Nicht jede/r muss Minimalist_In werden, nicht jeder muss Meditieren.
Aber vielleicht macht es eben doch einen Unterschied, ob ich in einer Meditation loslasse und dies dann auch ganz praktisch mit den ein oder anderen Gegenständen tue. Welche Qualität bekommt dadurch mein Alltag, meine Achtsamkeits- und Meditationspraxis? Und wenn ich als Minimalist_In Dinge, Gegenstände losgelassen habe, wie geht es mir, wenn ich darüber hinaus dann auch mal nach Innen schaue und was es dort loszulassen gibt?
Sich seiner eigenen Bedürfnisse, Gewohnheiten, Automatismen, Reaktionen bewusster zu werden, kann einen besseren Zugang zu sich selbst, aber auch zu seiner Umwelt schaffen. Und vielleicht gelingt es uns dann ein kleines Stückchen besser, nicht mehr nur im Autopilot-Modus durchs Leben zu stolpern, in ungesunden Gewohnheiten zu verharren, uns permanent selbst zu überfordern oder den falschen Konsumversprechungen zu erliegen.

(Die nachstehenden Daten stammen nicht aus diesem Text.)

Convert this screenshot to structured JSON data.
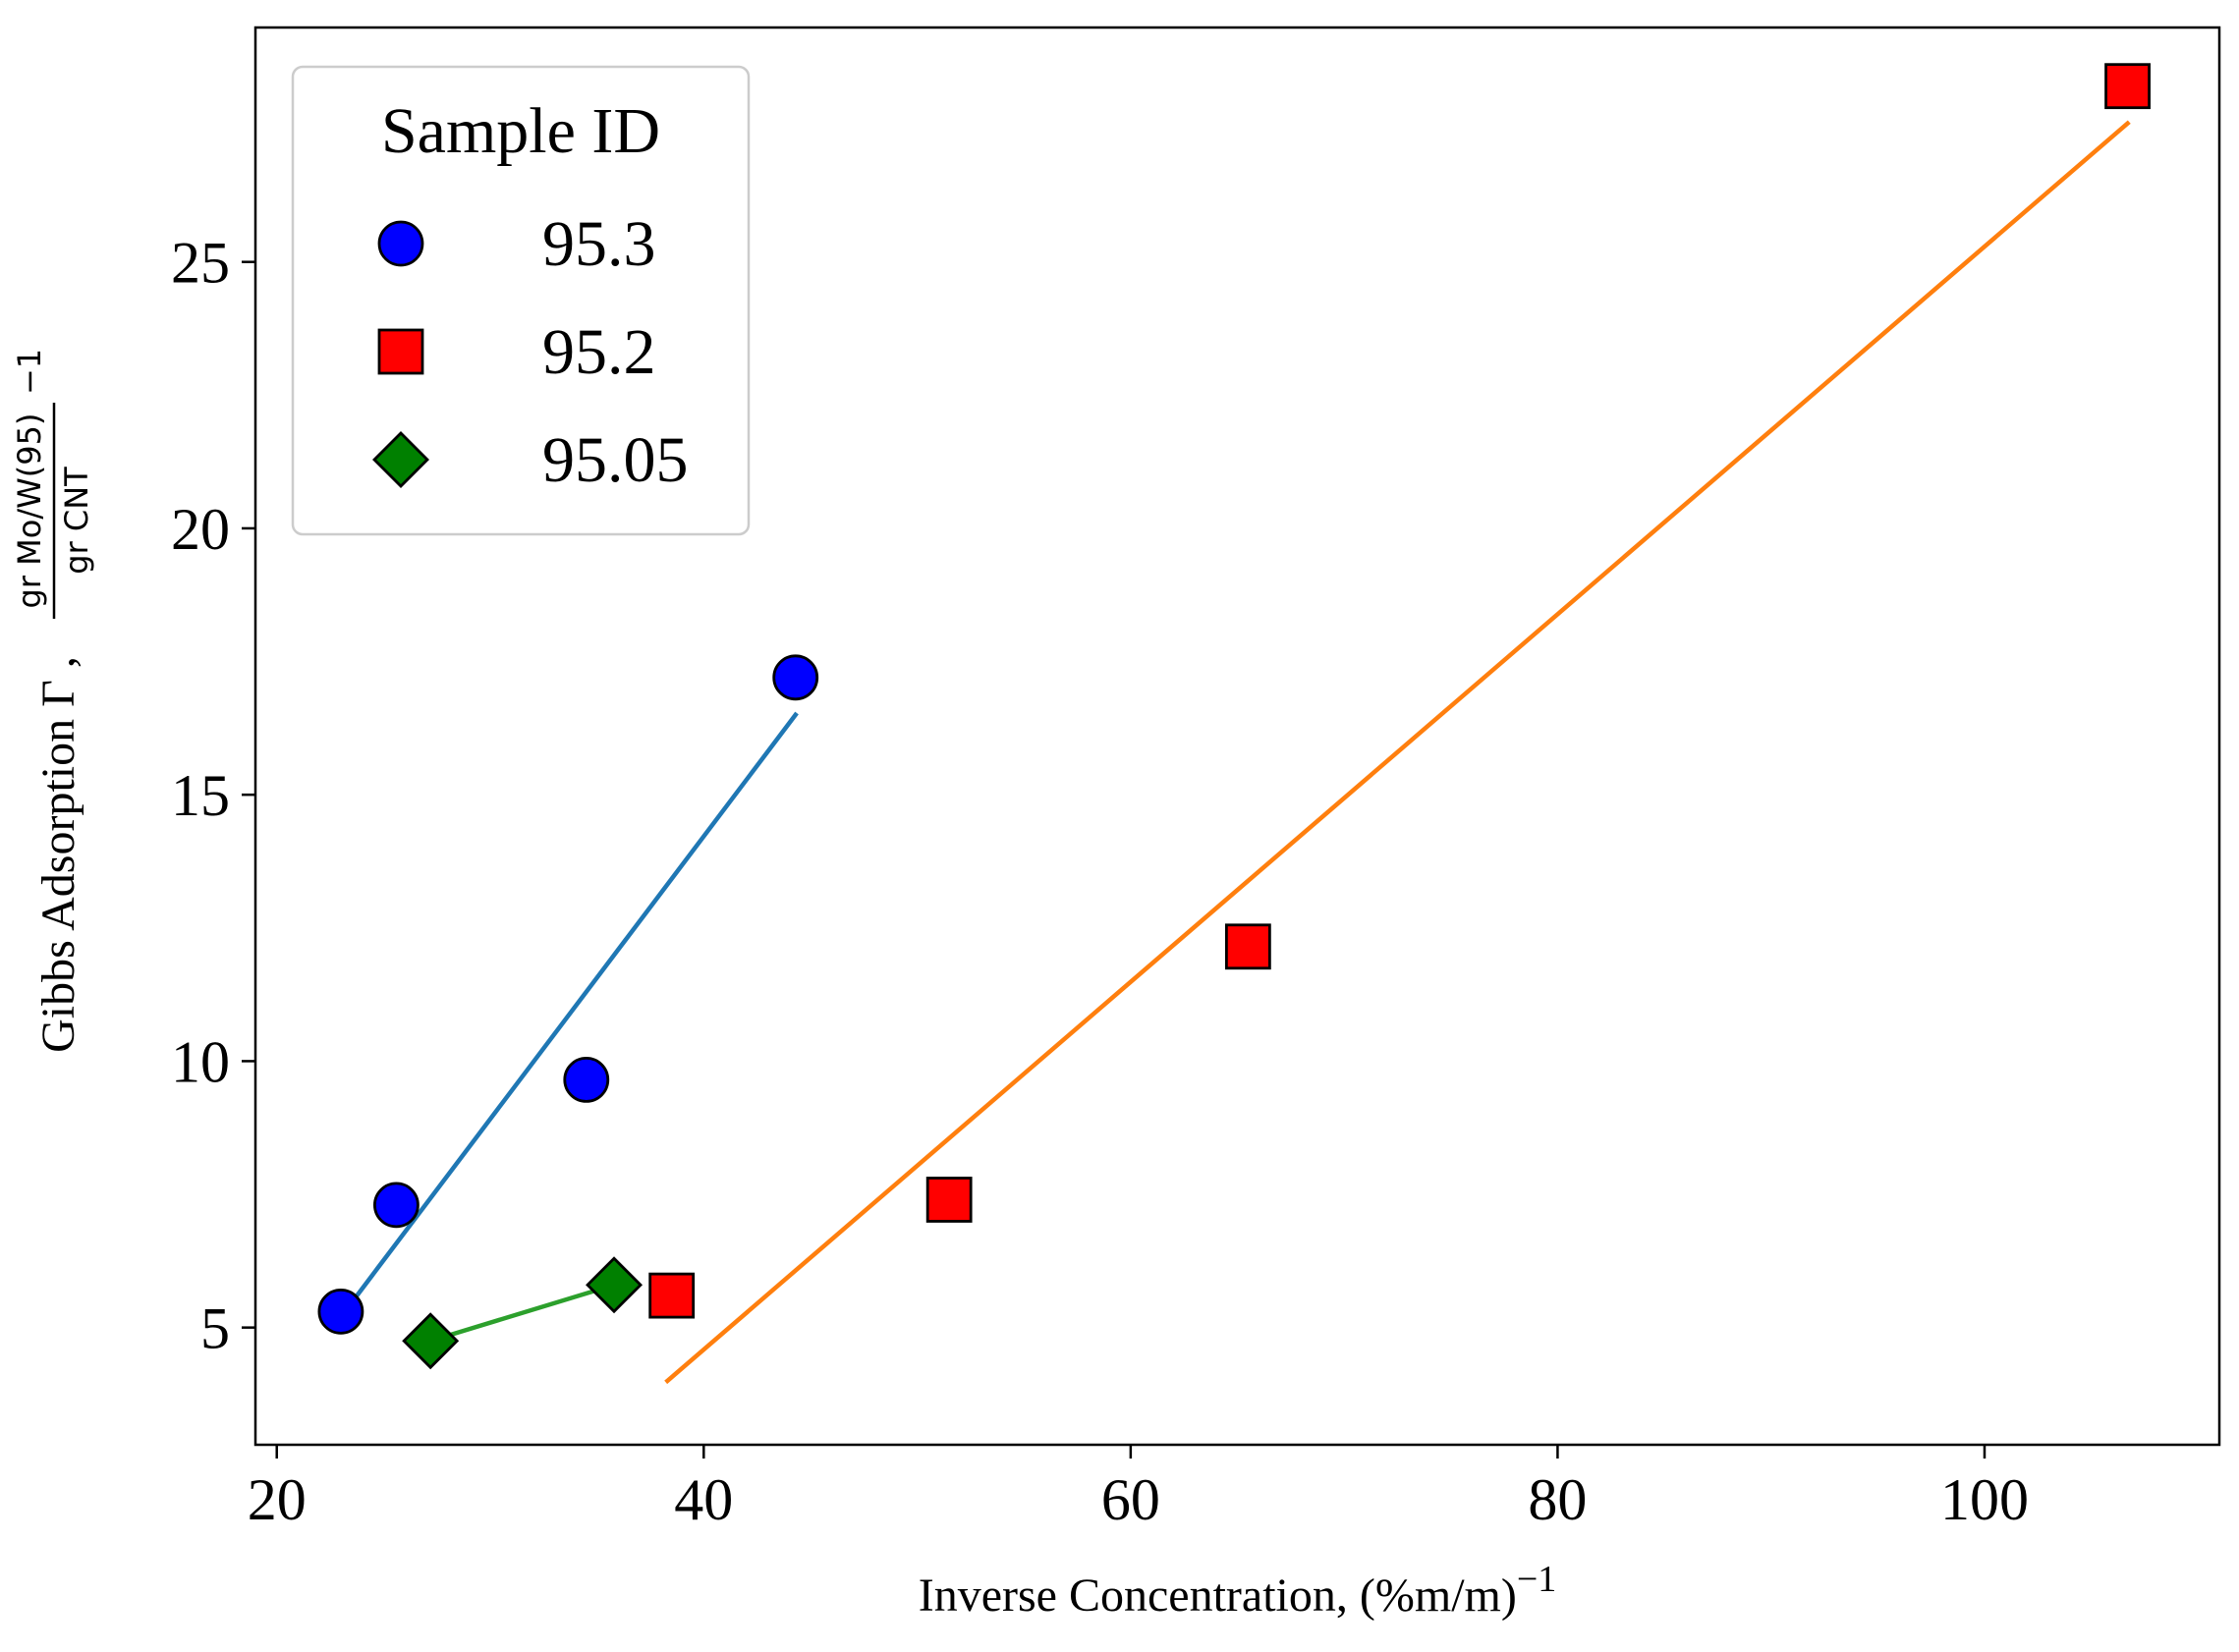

Innen und Außen, Ich und Andere: Lässt sich das trennen, wo es eigentlich doch auch zusammen gehört oder zumindestens miteinander in Verbindung steht?
Tipps zum Weiterlesen:
- Achtsamkeitsübungen: Eine Linkliste mit zahlreichen Übungen, auch für Anfänger und Übungen zur Alltagsachtsamkeit.
Toller Artikel!
Besonders ansprechend fand ich das Zitat „Zwischen Reiz und Reaktion gibt es einen Raum. In diesem Raum haben wir die Freiheit und die Macht, unsere Reaktion zu wählen.“ Meist nehmen wir diesen Raum gar nicht wahr. Wir denken, wir müssten auf einen Reiz auf eine bestimmte Weise reagieren und könnten nicht anders. Aber das stimmt ja gar nicht. Wir haben immer die Wahl. Wir können auch nur wahrnehmen und beobachten, was der Reiz auslöst ohne das Geringste zu tun. Das kann ganz schön interessant sein, und man lernt eine Menge über sich selbst!